The first part of this quote has been stuck in my head since I read it, and it's been joined by another line that was said to me at work recently.
There's a guy there who is, while not especially fat, certainly contains a bonus share of girth. One of my first days I referred to him quite thoughtlessly as "biggun." I admit it was shitty, but to my lame credit, the moment he said something about it I stopped. I've even pointed out to another employee that it was sort of shitty to continue to refer to this person in terms of his weight issue.
This same large coworker was recently making jokes about my gayness. I truly don't want to be overly sensitive, and I don't expect the entire kitchen to restrain themselves. I understand fully that I work in a professional kitchen and that the norms of the environment require that we all be a bit thick skinned. But I also support the right of everyone to be able to feel safe and respected within that environment. I won't stand for racism or sexism at work, directed at me or at anyone else, and I also won't take homophobic comments.

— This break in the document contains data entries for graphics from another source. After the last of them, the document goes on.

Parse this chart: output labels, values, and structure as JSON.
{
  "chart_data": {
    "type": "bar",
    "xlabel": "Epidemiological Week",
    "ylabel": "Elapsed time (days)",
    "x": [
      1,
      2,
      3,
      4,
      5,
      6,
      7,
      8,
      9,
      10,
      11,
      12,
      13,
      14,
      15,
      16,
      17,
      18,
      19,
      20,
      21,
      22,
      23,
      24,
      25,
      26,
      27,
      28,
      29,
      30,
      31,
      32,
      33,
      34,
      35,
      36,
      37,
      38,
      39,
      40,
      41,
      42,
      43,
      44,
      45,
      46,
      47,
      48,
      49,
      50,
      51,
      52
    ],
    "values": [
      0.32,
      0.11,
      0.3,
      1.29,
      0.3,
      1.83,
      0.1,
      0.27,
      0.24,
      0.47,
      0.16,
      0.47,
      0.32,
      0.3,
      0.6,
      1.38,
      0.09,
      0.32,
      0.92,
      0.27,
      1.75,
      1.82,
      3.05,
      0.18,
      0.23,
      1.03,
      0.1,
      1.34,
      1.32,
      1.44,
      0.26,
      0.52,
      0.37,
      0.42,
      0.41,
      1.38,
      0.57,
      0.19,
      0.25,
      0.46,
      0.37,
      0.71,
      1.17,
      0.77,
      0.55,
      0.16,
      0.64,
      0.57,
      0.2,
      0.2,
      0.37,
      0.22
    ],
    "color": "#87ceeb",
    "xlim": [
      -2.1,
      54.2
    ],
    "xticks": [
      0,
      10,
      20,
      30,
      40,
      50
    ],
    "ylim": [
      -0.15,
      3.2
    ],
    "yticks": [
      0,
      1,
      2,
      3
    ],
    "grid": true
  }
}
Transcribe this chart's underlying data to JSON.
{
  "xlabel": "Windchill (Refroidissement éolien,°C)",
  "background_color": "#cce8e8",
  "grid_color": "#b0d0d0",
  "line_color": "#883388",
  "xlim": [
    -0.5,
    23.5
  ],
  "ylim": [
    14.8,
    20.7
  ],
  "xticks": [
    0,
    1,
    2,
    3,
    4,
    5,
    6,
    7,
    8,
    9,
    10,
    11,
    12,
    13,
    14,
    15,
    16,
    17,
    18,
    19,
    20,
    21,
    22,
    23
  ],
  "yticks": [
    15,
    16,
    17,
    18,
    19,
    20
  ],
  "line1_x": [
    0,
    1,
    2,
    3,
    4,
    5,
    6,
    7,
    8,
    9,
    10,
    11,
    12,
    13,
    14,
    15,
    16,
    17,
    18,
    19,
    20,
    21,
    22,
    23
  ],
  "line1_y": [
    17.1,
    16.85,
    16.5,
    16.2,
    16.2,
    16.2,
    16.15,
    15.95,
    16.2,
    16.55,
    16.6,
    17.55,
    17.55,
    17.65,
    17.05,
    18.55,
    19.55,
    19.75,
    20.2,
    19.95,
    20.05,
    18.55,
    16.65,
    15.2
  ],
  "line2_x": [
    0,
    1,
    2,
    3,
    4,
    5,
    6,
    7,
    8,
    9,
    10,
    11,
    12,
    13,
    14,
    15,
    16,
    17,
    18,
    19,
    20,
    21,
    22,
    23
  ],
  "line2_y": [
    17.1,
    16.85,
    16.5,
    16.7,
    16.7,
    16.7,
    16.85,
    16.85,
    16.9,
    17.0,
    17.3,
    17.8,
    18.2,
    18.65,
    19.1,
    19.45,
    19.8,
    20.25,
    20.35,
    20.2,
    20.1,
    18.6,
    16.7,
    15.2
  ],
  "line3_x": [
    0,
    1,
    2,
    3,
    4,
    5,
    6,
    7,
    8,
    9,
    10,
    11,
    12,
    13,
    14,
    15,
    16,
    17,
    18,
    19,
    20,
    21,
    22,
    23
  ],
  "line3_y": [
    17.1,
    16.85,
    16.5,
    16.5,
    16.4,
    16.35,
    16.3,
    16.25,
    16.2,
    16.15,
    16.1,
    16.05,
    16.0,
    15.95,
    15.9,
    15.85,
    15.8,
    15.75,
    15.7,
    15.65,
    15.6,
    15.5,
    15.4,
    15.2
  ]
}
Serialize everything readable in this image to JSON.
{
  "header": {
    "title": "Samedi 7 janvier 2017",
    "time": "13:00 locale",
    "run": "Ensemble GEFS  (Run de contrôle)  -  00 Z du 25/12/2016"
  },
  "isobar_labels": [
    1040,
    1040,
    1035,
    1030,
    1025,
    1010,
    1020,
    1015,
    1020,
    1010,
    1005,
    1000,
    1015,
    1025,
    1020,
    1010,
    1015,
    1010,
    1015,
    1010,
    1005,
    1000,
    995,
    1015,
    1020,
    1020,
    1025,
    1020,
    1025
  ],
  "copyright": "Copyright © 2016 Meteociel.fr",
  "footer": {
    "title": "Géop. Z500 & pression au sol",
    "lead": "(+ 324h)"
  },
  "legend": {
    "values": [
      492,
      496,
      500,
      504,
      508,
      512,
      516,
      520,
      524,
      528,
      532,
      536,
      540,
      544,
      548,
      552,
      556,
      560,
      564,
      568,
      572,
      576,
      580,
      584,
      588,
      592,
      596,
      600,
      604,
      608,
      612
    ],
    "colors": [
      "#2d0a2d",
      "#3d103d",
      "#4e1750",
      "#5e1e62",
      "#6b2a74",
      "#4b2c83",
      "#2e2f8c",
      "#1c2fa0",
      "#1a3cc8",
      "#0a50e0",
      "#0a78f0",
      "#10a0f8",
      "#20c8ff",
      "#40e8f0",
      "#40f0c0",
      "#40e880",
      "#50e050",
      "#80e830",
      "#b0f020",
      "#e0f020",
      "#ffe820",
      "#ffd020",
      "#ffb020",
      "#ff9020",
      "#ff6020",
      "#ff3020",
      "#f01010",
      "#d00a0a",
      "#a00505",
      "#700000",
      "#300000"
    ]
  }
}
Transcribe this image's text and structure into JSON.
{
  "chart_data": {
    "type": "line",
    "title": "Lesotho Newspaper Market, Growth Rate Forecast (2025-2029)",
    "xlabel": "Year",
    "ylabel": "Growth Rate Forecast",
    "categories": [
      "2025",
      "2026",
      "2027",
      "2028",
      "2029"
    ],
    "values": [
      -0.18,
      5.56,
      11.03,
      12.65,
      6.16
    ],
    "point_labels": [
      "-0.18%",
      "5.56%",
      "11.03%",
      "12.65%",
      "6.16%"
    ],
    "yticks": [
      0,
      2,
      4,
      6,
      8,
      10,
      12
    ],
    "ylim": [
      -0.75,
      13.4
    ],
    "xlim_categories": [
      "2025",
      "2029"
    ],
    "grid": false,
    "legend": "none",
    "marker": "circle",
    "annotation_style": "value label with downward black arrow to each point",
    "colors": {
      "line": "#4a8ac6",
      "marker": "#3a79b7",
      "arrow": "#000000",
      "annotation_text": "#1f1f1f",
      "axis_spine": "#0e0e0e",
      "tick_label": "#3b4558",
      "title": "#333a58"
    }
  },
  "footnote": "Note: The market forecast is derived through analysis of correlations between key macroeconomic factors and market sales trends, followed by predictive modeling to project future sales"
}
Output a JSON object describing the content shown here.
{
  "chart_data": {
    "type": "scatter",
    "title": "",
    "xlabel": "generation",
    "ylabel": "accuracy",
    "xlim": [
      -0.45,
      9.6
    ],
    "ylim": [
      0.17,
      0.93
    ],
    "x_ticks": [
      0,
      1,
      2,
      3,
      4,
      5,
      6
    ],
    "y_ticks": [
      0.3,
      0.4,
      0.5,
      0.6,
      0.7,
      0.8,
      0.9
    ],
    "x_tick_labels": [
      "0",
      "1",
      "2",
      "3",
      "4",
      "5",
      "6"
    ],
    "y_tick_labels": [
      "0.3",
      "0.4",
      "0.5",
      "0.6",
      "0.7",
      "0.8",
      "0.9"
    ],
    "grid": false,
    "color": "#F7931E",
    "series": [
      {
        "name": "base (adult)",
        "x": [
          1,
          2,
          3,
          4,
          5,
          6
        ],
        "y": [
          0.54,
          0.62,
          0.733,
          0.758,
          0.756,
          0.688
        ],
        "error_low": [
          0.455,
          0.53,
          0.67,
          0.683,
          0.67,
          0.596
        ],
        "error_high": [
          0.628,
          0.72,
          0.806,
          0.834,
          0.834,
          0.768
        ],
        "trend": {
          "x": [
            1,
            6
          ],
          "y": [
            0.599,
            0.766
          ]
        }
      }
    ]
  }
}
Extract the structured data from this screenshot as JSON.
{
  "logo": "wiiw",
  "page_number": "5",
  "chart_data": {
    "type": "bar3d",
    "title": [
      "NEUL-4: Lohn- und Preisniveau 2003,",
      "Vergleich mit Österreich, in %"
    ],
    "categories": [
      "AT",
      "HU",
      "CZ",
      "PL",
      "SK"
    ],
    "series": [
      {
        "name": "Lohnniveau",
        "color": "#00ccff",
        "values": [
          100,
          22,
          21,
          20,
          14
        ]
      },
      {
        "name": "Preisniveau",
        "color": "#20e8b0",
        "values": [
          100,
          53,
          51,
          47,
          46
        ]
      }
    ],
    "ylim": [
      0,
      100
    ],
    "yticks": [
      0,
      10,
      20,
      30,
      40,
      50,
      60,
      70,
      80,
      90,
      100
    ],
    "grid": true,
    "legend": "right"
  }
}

I will remake the point regarding the environment. It's a kitchen. I understand and accept exactly what that means. I know the cucumber joke is going to come up, and I know I can either counter it with a snappy comeback neatly skewering the person making the joke, or I can fully agree with the comment and give them the shock that comes with that.
The large coworker, though I now don't recall what was said, was making comments that I felt were a little over the line. There was a certain intent in his voice that bothered me. I took a moment to remind him of the "biggun" day, pointing out that based on a single comment from him I had ceased making size based comments and had not made those comments since. If I thought that would help I was mistaken as his next comment proved . . .
The line that keeps running through my head much like a song that gets stuck, he said, "I'd rather be fat than gay." Of course I immediately told him I'd personally rather be gay, but how much can that really help when someone's opinion of you is automatically less based solely on such a minor detail as sexuality?